Matthews' story went viral over the weekend following her trip to see Altior win Ascot's Clarence House Chase on Saturday. That was a huge step for the 41-year-old, who suffers with social anxiety and at one point was unable to be left alone.
She followed up seeing her favourite horse by meeting him at Henderson's legendary Seven Barrows base on the edge of Lambourn on Tuesday morning.
"We got there about 11am and had a cup of tea with Nicky's wife Sophie in the house before Nicky came in and took us to the gallops," she said.
"I think it was third lot – Might Bite was out there – and then we went back to the yard and I had a little look around while they were getting Altior ready. I was with him for about half an hour. I just thought it would be over the stable door, but they opened it and I was actually stood with him.
"He's very much a gentleman of a horse and it was amazing. Nicky was very welcoming as was everyone at the yard. They made me feel really comfortable, which was nice."
Matthews hopes her story – told by the Racing Post's Stuart Riley on Sunday – can inspire others, and added: "Two of the staff came over and said they'd hoped to meet me as they'd suffered with mental health problems and they thought what I was doing was fantastic, so it was awfully worth it for that.
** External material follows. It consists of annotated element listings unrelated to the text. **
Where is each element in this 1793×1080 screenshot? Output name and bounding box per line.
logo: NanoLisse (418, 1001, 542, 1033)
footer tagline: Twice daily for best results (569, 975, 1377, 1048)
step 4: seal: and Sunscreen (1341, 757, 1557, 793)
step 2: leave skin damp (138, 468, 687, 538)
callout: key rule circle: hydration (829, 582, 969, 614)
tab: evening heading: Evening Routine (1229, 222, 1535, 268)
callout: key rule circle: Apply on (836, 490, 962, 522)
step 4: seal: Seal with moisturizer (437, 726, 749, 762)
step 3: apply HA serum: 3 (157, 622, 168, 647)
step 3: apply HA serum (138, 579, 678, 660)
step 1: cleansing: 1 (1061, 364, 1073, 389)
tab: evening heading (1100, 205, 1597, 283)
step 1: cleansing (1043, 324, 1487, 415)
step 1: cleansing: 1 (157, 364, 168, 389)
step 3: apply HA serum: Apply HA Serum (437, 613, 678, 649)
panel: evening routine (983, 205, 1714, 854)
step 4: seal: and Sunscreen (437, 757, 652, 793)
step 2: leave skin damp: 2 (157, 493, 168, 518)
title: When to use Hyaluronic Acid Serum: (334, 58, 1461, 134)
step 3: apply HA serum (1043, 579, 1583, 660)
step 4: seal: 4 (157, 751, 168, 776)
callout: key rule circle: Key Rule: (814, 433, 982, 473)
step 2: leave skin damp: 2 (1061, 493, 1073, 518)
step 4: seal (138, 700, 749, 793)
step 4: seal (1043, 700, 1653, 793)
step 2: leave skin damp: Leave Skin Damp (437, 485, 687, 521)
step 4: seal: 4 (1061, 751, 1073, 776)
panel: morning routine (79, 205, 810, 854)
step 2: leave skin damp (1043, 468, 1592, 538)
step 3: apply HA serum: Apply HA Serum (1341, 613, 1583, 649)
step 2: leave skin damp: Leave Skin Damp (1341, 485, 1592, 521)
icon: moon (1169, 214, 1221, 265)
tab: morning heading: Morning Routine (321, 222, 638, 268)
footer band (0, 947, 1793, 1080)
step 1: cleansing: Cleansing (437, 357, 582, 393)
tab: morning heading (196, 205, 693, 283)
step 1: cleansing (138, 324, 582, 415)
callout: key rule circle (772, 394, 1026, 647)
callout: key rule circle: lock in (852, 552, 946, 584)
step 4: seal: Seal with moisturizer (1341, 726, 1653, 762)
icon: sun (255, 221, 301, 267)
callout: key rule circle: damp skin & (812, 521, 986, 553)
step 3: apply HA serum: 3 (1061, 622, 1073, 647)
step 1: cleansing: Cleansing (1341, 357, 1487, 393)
"The feedback to Stuart's piece has been immense. I wrote a blog last night and I think I've used the word overwhelmed about 1,000 times. I just put a tweet out on Saturday saying I was going to Ascot on my own and normally my tweets get two or three likes if anything. Why that went as crazy as it did I don't know."
Speaking as she made her way home to Somerset, Matthews, who has voluntarily helped Ffos Las and Chepstow tackle provisions for racegoers with mental health problems and been helped by support from Fergal O'Brien's stable, hopes to be at Cheltenham on Saturday.
"I've had messages from people who have been widowed and used to go racing with their husband or wife, but don't go anymore because they don't want to go on their own," she continued.
"Others say they love racing but no-one they know does, so they don't go, so I was talking to my partner Ian and I might wear a bit of green tape or ribbon – that's the colour of the mental health ribbon – on my right arm at Cheltenham on Saturday.
"If anyone is there on their own it's a sign that I'm one of those people who they can come and say hello to. Even others going in a group who wanted to wear one, saying people could join in with them, could.
"I've been trying to do this for a year and Stuart's article has got me to do it, and it would be good to work with courses to make racing accessible for everybody."
Henderson welcomed the visit and said: "It was lovely and Debbie is a very sweet lady. If a horse can help somebody then so much the better. Altior is great with people anyway, just dead sensible. It was good fun and gave us as much pleasure as I hope it did her."